Нет у меня ответов даже с подсказкой, поэтому терпеливо жду от Мо продолжения.

– Пойми, курсант, посторонние в отделе расследований не нужны. Слишком много власти и искушения, а уж сколько возможностей порыться в грязном белье аристократов. Местные, они что, порядки знают и сильных мира сего уважают. Я тебе даже больше того скажу, они с ними одной пуповиной связаны, вроде Мэдфордов и Авосянов. Кто ж на отцов, троюродных дядьев и пятиюродных бабушек копать будет? Плоть от плоти, кровь от крови… А теперь представь, как влиять на выходцев из диких земель – безбашенных, вроде тебя. Без роду без племени, воспитанных так, что не всегда понятно, с какого боку лучше подступиться.

– Но меня-то приняли.

– Приняли, – согласился напарник, – брату своему спасибо скажи, а лучше плюнь в рожу при случае, потому как втянул он тебя в такую…

Мо с силой нажал на тормоза, из-за чего я резко дернулся и едва не приложился лицом о лобовое – спасибо ремню безопасности, выручил. С некоторых пор имел привычку пристегиваться, потому как водил напарник безобразно, создавая аварийные ситуации на дорогах и затевая свары по малейшему поводу. Вот и сейчас сцепился с лысым мужичком – хозяином белого седана, в чей бок едва не впечатались, разминувшись на считанные сантиметры.

– Какие в жопу знаки приоритета?! – орал напарник в приоткрытое окно. – Глаза разуй или не видишь – патрульная машина!

Я мужичка толком не слышал, лишь наблюдал активную жестикуляцию. Удивительно, но Мо его понимал прекрасно.

– Какие еще доп сигналы, крендель ты лысый? Или надпись на борту нечитаемая? Что? Да в задницу себе засунь маячки проблесковые.

И так шесть минут… Я даже время засек от нечего делать. На седьмой минуте автомобили разъехались, каждый по своим делам: мужичок укатил в южном направлении, а мы свернули в сторону ближайшей забегаловки, под незамысловатым названием «Мама Чали»

– Куриные ножки в кляре, да с фаршированными перчиками – это тебе курсант ни какая-нибудь дешевая жратва, лишь бы пузо набить, тут понимать нужно, – разливался Мо соловьем, словно не орал добрых шесть минут, пунцовея от натуги, и срывая до хрипоты глотку. Поразительная способность переключаться. У меня бы башка раскалывалась после подобного выступления, а этому хоть бы хны, даже успокоительные леденцы не потребовались.

– Чего молчишь курсант, о чем задумался? Да не боись, машина чистая.

И без того знал, что чистая. Служебный корнэт сломался, поэтому катались на временной подмене, выданной из запасников Организации. Тот же самый корнэт, только более старой модели, с заметно потертой кожей и облупившейся на бортах краской.
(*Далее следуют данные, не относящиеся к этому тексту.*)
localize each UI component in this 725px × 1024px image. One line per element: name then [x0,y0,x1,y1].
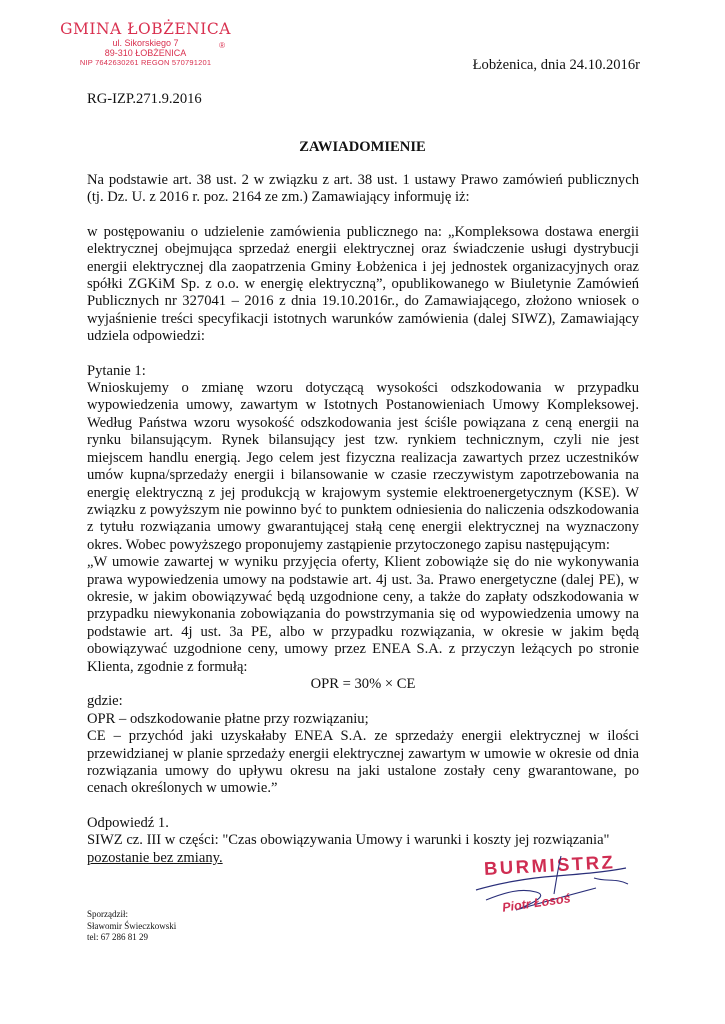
question-quote: „W umowie zawartej w wyniku przyjęcia oferty, Klient zobowiąże się do nie wykonywania prawa wypowiedzenia umowy na podstawie art. 4j ust. 3a. Prawo energetyczne (dalej PE), w okresie, w jakim obowiązywać będą uzgodnione ceny, a także do zapłaty odszkodowania w przypadku niewykonania zobowiązania do powstrzymania się od wypowiedzenia umowy na podstawie art. 4j ust. 3a PE, albo w przypadku rozwiązania, w okresie w jakim będą obowiązywać uzgodnione ceny, umowy przez ENEA S.A. z przyczyn leżących po stronie Klienta, zgodnie z formułą: [87,554,639,675]
document-body [87,172,639,867]
signature-title: BURMISTRZ [483,851,616,879]
intro-paragraph: Na podstawie art. 38 ust. 2 w związku z art. 38 ust. 1 ustawy Prawo zamówień publicznych (tj. Dz. U. z 2016 r. poz. 2164 ze zm.) Zamawiający informuję iż: [87,172,639,206]
office-stamp [58,20,233,68]
where-label: gdzie: [87,693,123,710]
signature-name: Piotr Łosoś [501,891,572,915]
document-title: ZAWIADOMIENIE [299,139,426,155]
signature-stamp [466,848,641,938]
definition-ce: CE – przychód jaki uzyskałaby ENEA S.A. ze sprzedaży energii elektrycznej w ilości przewidzianej w planie sprzedaży energii elektrycznej zawartym w umowie w okresie od dnia rozwiązania umowy do upływu okresu na jaki ustalone zostały ceny gwarantowane, po cenach określonych w umowie.” [87,728,639,797]
question-label: Pytanie 1: [87,362,146,379]
prepared-name: Sławomir Świeczkowski [87,920,177,931]
prepared-by [87,909,176,944]
prepared-phone: tel: 67 286 81 29 [87,932,148,943]
answer-text: SIWZ cz. III w części: "Czas obowiązywania Umowy i warunki i koszty jej rozwiązania" [87,832,610,849]
place-date: Łobżenica, dnia 24.10.2016r [472,57,640,73]
reference-number: RG-IZP.271.9.2016 [87,91,202,107]
answer-result-text: pozostanie bez zmiany. [87,849,223,866]
definition-opr: OPR – odszkodowanie płatne przy rozwiązaniu; [87,710,369,727]
stamp-name: GMINA ŁOBŻENICA [60,20,231,38]
stamp-city: 89-310 ŁOBŻENICA [104,48,187,58]
question-text: Wnioskujemy o zmianę wzoru dotyczącą wysokości odszkodowania w przypadku wypowiedzenia umowy, zawartym w Istotnych Postanowieniach Umowy Kompleksowej. Według Państwa wzoru wysokość odszkodowania jest ściśle powiązana z ceną energii na rynku bilansującym. Rynek bilansujący jest tzw. rynkiem technicznym, czyli nie jest miejscem handlu energią. Jego celem jest fizyczna realizacja zawartych przez uczestników umów kupna/sprzedaży energii i bilansowanie w czasie rzeczywistym zapotrzebowania na energię elektryczną z jej produkcją w krajowym systemie elektroenergetycznym (KSE). W związku z powyższym nie powinno być to punktem odniesienia do naliczenia odszkodowania z tytułu rozwiązania umowy gwarantującej stałą cenę energii elektrycznej na wyznaczony okres. Wobec powyższego proponujemy zastąpienie przytoczonego zapisu następującym: [87,380,639,553]
context-paragraph: w postępowaniu o udzielenie zamówienia publicznego na: „Kompleksowa dostawa energii elektrycznej obejmująca sprzedaż energii elektrycznej oraz świadczenie usługi dystrybucji energii elektrycznej dla zaopatrzenia Gminy Łobżenica i jej jednostek organizacyjnych oraz spółki ZGKiM Sp. z o.o. w energię elektryczną”, opublikowanego w Biuletynie Zamówień Publicznych nr 327041 – 2016 z dnia 19.10.2016r., do Zamawiającego, złożono wniosek o wyjaśnienie treści specyfikacji istotnych warunków zamówienia (dalej SIWZ), Zamawiający udziela odpowiedzi: [87,223,639,345]
stamp-street: ul. Sikorskiego 7 [112,38,179,48]
stamp-registered-icon: ® [219,41,225,50]
formula: OPR = 30% × CE [310,675,416,692]
stamp-ids: NIP 7642630261 REGON 570791201 [79,58,212,67]
answer-label: Odpowiedź 1. [87,814,169,831]
prepared-label: Sporządził: [87,909,128,919]
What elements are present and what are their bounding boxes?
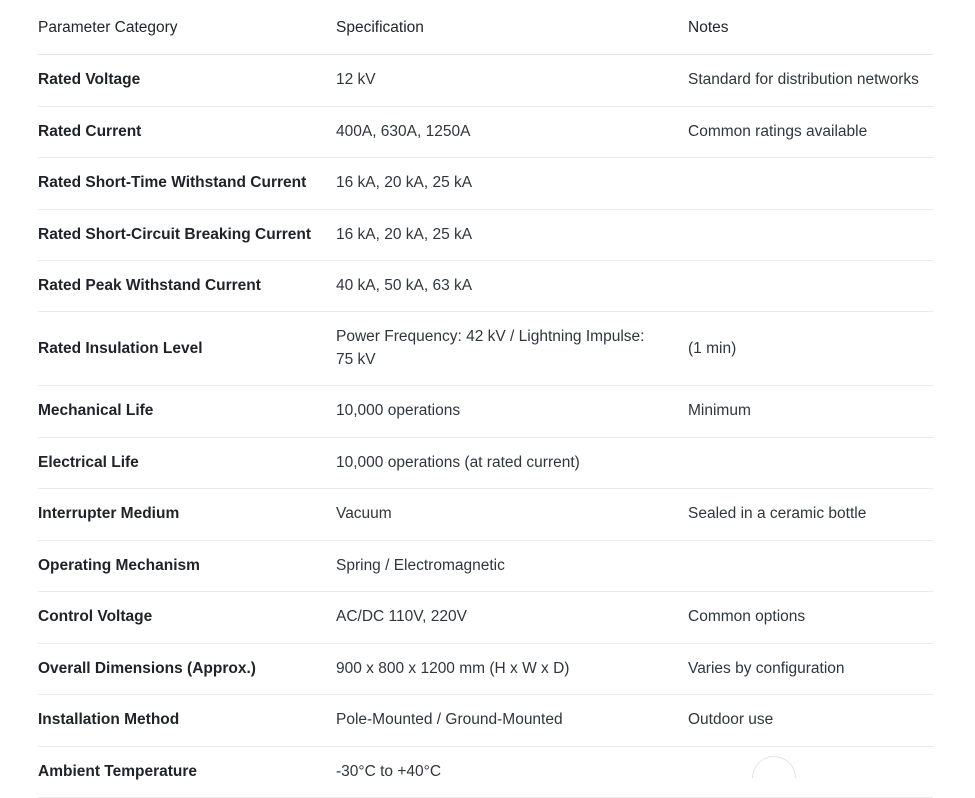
cell-parameter: Control Voltage [38,592,336,643]
table-row [38,437,933,488]
cell-notes [688,209,933,260]
cell-specification: 900 x 800 x 1200 mm (H x W x D) [336,643,688,694]
cell-parameter: Rated Peak Withstand Current [38,261,336,312]
cell-parameter: Interrupter Medium [38,489,336,540]
cell-specification: 10,000 operations [336,386,688,437]
cell-specification: 40 kA, 50 kA, 63 kA [336,261,688,312]
table-row [38,106,933,157]
cell-parameter: Overall Dimensions (Approx.) [38,643,336,694]
cell-notes: Outdoor use [688,695,933,746]
specification-table [38,18,933,798]
cell-specification: -30°C to +40°C [336,746,688,797]
table-body [38,55,933,798]
table-row [38,261,933,312]
cell-parameter: Mechanical Life [38,386,336,437]
table-row [38,695,933,746]
table-row [38,55,933,106]
cell-specification: 400A, 630A, 1250A [336,106,688,157]
cell-parameter: Electrical Life [38,437,336,488]
cell-specification: AC/DC 110V, 220V [336,592,688,643]
cell-parameter: Rated Voltage [38,55,336,106]
document-page [0,18,975,780]
cell-notes [688,746,933,797]
column-header-notes: Notes [688,18,933,55]
cell-notes: Minimum [688,386,933,437]
cell-specification: Spring / Electromagnetic [336,540,688,591]
table-row [38,643,933,694]
table-header-row [38,18,933,55]
cell-specification: Vacuum [336,489,688,540]
cell-notes: Common ratings available [688,106,933,157]
table-header [38,18,933,55]
cell-specification: Power Frequency: 42 kV / Lightning Impulse: 75 kV [336,312,688,386]
cell-parameter: Operating Mechanism [38,540,336,591]
table-row [38,489,933,540]
cell-notes: (1 min) [688,312,933,386]
cell-notes: Sealed in a ceramic bottle [688,489,933,540]
table-row [38,746,933,797]
cell-parameter: Installation Method [38,695,336,746]
cell-specification: Pole-Mounted / Ground-Mounted [336,695,688,746]
cell-parameter: Rated Short-Circuit Breaking Current [38,209,336,260]
cell-notes: Standard for distribution networks [688,55,933,106]
cell-notes: Varies by configuration [688,643,933,694]
table-row [38,209,933,260]
cell-specification: 16 kA, 20 kA, 25 kA [336,209,688,260]
table-row [38,158,933,209]
cell-parameter: Rated Current [38,106,336,157]
table-row [38,312,933,386]
cell-parameter: Ambient Temperature [38,746,336,797]
cell-notes [688,261,933,312]
cell-notes: Common options [688,592,933,643]
table-row [38,386,933,437]
cell-notes [688,437,933,488]
cell-parameter: Rated Insulation Level [38,312,336,386]
cell-notes [688,158,933,209]
column-header-parameter-category: Parameter Category [38,18,336,55]
column-header-specification: Specification [336,18,688,55]
cell-specification: 10,000 operations (at rated current) [336,437,688,488]
cell-parameter: Rated Short-Time Withstand Current [38,158,336,209]
cell-notes [688,540,933,591]
cell-specification: 12 kV [336,55,688,106]
table-row [38,540,933,591]
table-row [38,592,933,643]
cell-specification: 16 kA, 20 kA, 25 kA [336,158,688,209]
Машину выдали на один день, поэтому не стали заморачиваться с положенной по инструкции прослушкой, как и с установкой новой станции. Старая порядком хрипела, порою издавая протяжный скрежет, что отдавался эхом в зубах.
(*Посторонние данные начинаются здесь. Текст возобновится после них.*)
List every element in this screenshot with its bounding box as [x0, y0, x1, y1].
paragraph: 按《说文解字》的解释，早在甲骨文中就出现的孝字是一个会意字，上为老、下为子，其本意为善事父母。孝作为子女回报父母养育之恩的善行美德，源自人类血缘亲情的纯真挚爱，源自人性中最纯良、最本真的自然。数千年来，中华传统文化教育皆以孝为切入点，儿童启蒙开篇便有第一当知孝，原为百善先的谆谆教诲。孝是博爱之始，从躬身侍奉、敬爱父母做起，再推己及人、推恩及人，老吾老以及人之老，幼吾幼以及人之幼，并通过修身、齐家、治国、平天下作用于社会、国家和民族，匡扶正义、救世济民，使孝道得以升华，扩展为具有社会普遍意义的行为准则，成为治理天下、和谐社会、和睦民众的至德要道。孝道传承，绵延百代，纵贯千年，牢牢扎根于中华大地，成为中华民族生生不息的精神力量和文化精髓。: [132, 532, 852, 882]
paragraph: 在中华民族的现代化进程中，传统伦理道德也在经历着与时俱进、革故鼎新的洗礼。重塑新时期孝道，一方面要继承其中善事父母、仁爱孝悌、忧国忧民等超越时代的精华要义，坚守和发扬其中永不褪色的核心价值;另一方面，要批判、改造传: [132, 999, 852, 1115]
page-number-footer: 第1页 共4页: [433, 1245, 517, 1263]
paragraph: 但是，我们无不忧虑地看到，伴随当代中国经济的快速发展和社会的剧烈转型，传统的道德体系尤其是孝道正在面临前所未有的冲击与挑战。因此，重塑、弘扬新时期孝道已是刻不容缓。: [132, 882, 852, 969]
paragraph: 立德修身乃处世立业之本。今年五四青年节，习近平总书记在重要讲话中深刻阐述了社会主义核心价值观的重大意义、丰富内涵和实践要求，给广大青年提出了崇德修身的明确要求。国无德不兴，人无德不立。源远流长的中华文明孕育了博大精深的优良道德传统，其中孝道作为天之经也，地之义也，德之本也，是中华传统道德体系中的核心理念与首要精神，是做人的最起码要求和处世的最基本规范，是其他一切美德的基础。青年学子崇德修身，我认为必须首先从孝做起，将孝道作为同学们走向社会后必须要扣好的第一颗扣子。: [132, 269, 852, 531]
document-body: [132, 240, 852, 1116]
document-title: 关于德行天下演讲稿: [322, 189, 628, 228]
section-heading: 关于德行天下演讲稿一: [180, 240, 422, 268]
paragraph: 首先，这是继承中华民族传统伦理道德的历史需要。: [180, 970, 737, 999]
– Потерпите, – сказали нам в мастерской. И мы терпели, и даже не жаловались, тем более что в плане комфорта старая машина нисколько не уступала новой: спалось в ней по-прежнему великолепно.

– Чего замолчал, курсант?

– Про законы подлости думаю.

– Боишься, что Палач в качестве симбионта Кормухину выбрал? – напарник понял меня с полуслова. Толстые пальцы-сардельки качнули руль и кряжистый автомобиль неохотно свернул влево, уходя с основной трассы в проулок. – Зря грузишься на пустом месте, курсант. Вот когда случится, тогда и переживать будешь, а загодя чего? Так никаких нервов не хватит.

– Понимаю.

– Плохо ты понимаешь, лучше по основному делу думай.
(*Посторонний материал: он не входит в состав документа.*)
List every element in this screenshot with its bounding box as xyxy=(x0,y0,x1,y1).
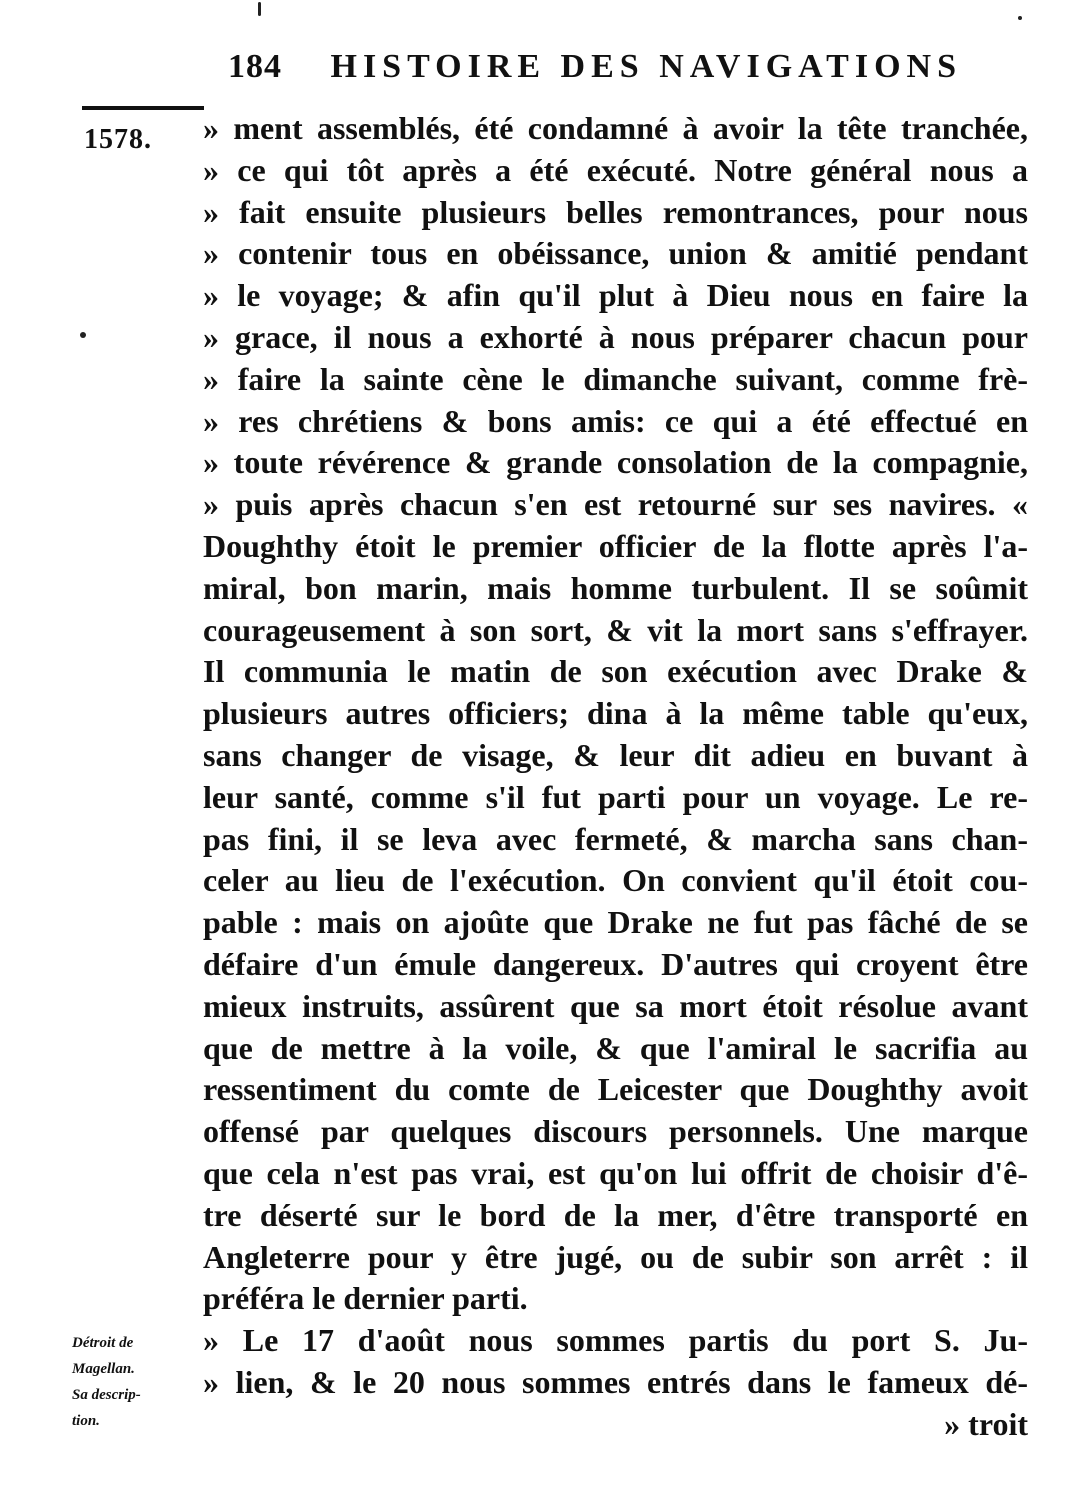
text-line: mieux instruits, assûrent que sa mort étoit résolue avant xyxy=(203,987,1028,1024)
text-line: » ce qui tôt après a été exécuté. Notre général nous a xyxy=(203,151,1028,188)
text-line: » contenir tous en obéissance, union & amitié pendant xyxy=(203,235,1028,272)
ink-speck xyxy=(1018,16,1022,20)
text-line: Angleterre pour y être jugé, ou de subir son arrêt : il xyxy=(203,1238,1028,1275)
side-note xyxy=(72,1330,202,1434)
text-line: tre déserté sur le bord de la mer, d'être transporté en xyxy=(203,1196,1028,1233)
text-line: miral, bon marin, mais homme turbulent. Il se soûmit xyxy=(203,569,1028,606)
text-line: ressentiment du comte de Leicester que Doughthy avoit xyxy=(203,1071,1028,1108)
text-line: leur santé, comme s'il fut parti pour un voyage. Le re- xyxy=(203,778,1028,815)
header-rule xyxy=(82,106,204,110)
text-line: » le voyage; & afin qu'il plut à Dieu nous en faire la xyxy=(203,277,1028,314)
text-line: » ment assemblés, été condamné à avoir la tête tranchée, xyxy=(203,110,1028,146)
ink-speck xyxy=(258,2,261,16)
text-line: » res chrétiens & bons amis: ce qui a été effectué en xyxy=(203,402,1028,439)
side-note-line: Détroit de xyxy=(72,1335,134,1351)
text-line: Il communia le matin de son exécution avec Drake & xyxy=(203,653,1028,690)
running-head xyxy=(228,48,988,98)
margin-date: 1578. xyxy=(84,124,152,155)
catchword-line: » troit xyxy=(944,1405,1028,1442)
side-note-line: Magellan. xyxy=(72,1361,135,1377)
side-note-line: Sa descrip- xyxy=(72,1387,141,1403)
text-line: » Le 17 d'août nous sommes partis du port S. Ju- xyxy=(203,1322,1028,1359)
ink-speck xyxy=(80,332,86,338)
text-line: sans changer de visage, & leur dit adieu en buvant à xyxy=(203,736,1028,773)
text-line: préféra le dernier parti. xyxy=(203,1280,528,1317)
text-line: » faire la sainte cène le dimanche suivant, comme frè- xyxy=(203,360,1028,397)
page-number: 184 xyxy=(228,48,282,85)
text-line: offensé par quelques discours personnels. Une marque xyxy=(203,1113,1028,1150)
text-line: » grace, il nous a exhorté à nous préparer chacun pour xyxy=(203,318,1028,355)
text-line: celer au lieu de l'exécution. On convient qu'il étoit cou- xyxy=(203,862,1028,899)
side-note-line: tion. xyxy=(72,1413,100,1429)
body-text xyxy=(203,108,1028,1446)
text-line: que de mettre à la voile, & que l'amiral le sacrifia au xyxy=(203,1029,1028,1066)
text-line: que cela n'est pas vrai, est qu'on lui offrit de choisir d'ê- xyxy=(203,1154,1028,1191)
text-line: pas fini, il se leva avec fermeté, & marcha sans chan- xyxy=(203,820,1028,857)
text-line: » fait ensuite plusieurs belles remontrances, pour nous xyxy=(203,193,1028,230)
text-line: pable : mais on ajoûte que Drake ne fut pas fâché de se xyxy=(203,904,1028,941)
running-head-title: HISTOIRE DES NAVIGATIONS xyxy=(330,48,963,85)
text-line: plusieurs autres officiers; dina à la même table qu'eux, xyxy=(203,695,1028,732)
text-line: Doughthy étoit le premier officier de la flotte après l'a- xyxy=(203,527,1028,564)
text-line: » toute révérence & grande consolation de la compagnie, xyxy=(203,444,1028,481)
text-line: » lien, & le 20 nous sommes entrés dans le fameux dé- xyxy=(203,1363,1028,1400)
text-line: défaire d'un émule dangereux. D'autres qui croyent être xyxy=(203,945,1028,982)
text-line: » puis après chacun s'en est retourné sur ses navires. « xyxy=(203,486,1028,523)
text-line: courageusement à son sort, & vit la mort sans s'effrayer. xyxy=(203,611,1028,648)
– А чего тут думать, Альсон все разложила.

– Все да не все, курсант. Прав Нагуров, несостыковок в теории пигалицы целая куча. Вот объясни, зачем Палачу продолжать убивать, если он симбионта нашел?

– А может не нашел, может в поисках бродит?

– Нашел, курсант, нюхом чую, иначе давно бы в крови захлебнулись. Хитер, сука! Тактику сменил: теперь осторожно действует – всего три трупа.

– Сам же говорил: власти могут скрывать количество жертв, чтобы паника не поднялась.

– Мало ли чего я говорил, воды с тех пор утекло… Нет жертв, не откуда им взяться. Нагуров на днях внутреннюю статистику поднял по пропавшим без вести: роста не зафиксировано, наоборот, за последние три месяца наблюдается небольшой спад. Поумнела Тварь, причем резко.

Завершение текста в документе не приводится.